By Dyke Hendrickson, Custom House Maritime Museum Outreach Historian
One of the earliest literary observers of the Merrimack River was Henry David Thoreau.
In 1849, he wrote a book titled, “A Week Along the Concord and Merrimack Rivers.”
The naturalist had gone on a canoe trip with his brother. Most of his book talked about the idyllic condition of the Concord River.
But they did spend a short time on the Merrimack.
He was displeased because he felt new factories were ruining the view of the landscape and putting industrial waste into the river.
Thoreau wrote that this part of the Merrimack was “a mere wastewater, as it were, sending little good from Lowell to the sea.”

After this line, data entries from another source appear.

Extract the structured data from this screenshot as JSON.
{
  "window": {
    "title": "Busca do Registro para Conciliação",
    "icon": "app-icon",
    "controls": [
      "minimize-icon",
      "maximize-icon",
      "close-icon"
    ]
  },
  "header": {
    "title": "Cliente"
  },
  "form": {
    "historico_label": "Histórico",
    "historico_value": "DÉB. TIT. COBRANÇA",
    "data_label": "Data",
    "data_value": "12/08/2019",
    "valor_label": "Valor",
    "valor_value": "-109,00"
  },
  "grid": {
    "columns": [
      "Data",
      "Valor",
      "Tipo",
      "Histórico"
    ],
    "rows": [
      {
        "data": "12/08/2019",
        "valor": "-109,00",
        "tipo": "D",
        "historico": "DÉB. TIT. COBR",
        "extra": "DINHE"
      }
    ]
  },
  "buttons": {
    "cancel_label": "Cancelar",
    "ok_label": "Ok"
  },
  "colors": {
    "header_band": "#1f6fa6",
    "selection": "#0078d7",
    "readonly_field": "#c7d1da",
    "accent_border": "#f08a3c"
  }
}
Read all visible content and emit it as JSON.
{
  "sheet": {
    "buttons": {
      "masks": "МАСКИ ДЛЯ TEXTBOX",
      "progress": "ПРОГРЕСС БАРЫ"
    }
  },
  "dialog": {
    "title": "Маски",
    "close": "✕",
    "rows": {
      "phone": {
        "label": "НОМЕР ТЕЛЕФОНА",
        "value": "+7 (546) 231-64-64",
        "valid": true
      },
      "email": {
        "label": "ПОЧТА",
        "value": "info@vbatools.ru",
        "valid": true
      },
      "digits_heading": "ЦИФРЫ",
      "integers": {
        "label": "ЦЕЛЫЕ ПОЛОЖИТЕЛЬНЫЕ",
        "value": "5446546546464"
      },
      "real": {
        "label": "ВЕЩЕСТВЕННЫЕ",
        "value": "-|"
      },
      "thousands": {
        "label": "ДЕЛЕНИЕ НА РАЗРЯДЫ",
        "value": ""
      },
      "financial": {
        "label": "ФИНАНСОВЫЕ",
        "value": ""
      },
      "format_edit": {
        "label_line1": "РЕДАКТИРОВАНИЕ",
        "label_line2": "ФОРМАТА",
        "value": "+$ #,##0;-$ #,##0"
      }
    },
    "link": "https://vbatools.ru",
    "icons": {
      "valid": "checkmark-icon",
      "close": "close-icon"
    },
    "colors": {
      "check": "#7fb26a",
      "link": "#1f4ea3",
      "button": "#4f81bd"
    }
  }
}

The subject is relevant today because the Merrimack sometimes is getting dirtier, not cleaner.
Combined sewage outflows (CSOs) from Manchester, N.H., Lowell, Lawrence and Haverhill are sending untreated effluent into the river after heavy rainstorms.
The treatment plants are designed to do this. But because of climate change, we are getting more rain in shorter bursts.
So these facilities are overwhelmed, and frequently discharge waste into the river.
Numerous civic groups are working to alert residents downstream after a large CSO.
Recently, the Merrimack River Watershed Council issued a warning not to swim in the river on June 22-23 because of large releases.
The federal EPA is working to clean the river. On Monday, June 24, it held a webinar that provided information about the level of effluent actually entering the Merrimack.
Industrialists began building mills in Lowell in about 1822, meaning we are approaching two centuries of our mixed blessing. The mills provided thousands of jobs, and yet their presence polluted the river.
But the river has a great capacity to cleanse itself.
In coming months, efforts will continue to develop ways to clean the Merrimack to a level of which Thoreau might approve.